Once converged, signals travel through cable-encased optical fiber from the headend to the main venue – which could be several miles away. The cable threads through the venue’s ceiling cavities, walls, and floors. A powerful, compact Remote Access Unit, which folds down from the ceiling, brings together the cellular, and WiFi networks antenna systems (DAS) throughout the venue – some for the cellular network, and some for WiFi access.

The individual DAS antennas can be as small as a household smoke detector. They are typically mounted on ceilings or other unobtrusive spots. In the case of Kyle Field at Texas A&M University, for example, 669 of the 1,300 access points were mounted under stadium seats. That means incoming signals are quick and clear for fans in the stands – and it’s just as easy to send data out again.

But what about the LAN?

The headend also brings together the local area network lines that are essential for internal operations of many businesses. Consider the heavy data volume for concessions at a sports stadium, logistics at a resort, or transactions at a bank.

ONE makes all those connections possible – and lightning-fast – through a series of Ethernet ports. The pros call the system “agnostic;” in other words, it’s interoperable no matter what technology or application is running on the network segment. They all connect back to the same optical fiber backbone.

What are our products?

Corning designs and manufactures more than 25 distinct modules and units to support a wide variety of scenarios for ONE.

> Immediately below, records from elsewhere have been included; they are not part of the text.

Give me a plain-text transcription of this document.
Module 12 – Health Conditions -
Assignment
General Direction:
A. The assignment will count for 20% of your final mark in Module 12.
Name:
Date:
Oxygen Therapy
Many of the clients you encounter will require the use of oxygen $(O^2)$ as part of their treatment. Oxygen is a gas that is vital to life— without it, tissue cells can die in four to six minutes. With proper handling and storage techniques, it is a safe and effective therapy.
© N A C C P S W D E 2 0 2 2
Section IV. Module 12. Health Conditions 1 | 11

Corning optical fiber, of course, is at the heart of the platform, ensuring the same ubiquitous connectivity at the edge of the network that people are used to having on the Internet superhighway.

But other key products include the headend unit; carrier optical interface and interconnect units; remote access unit and antenna; and central Ethernet unit, all designed to be easily expandable for future network needs.

Composite cables, connectors, fiber housing, and an assortment of accessory kits for a variety of mounting options add to the ONE product suite. Corning uses third-party vendors for some other components, and brings them all together into one seamless, easy-to-expand network.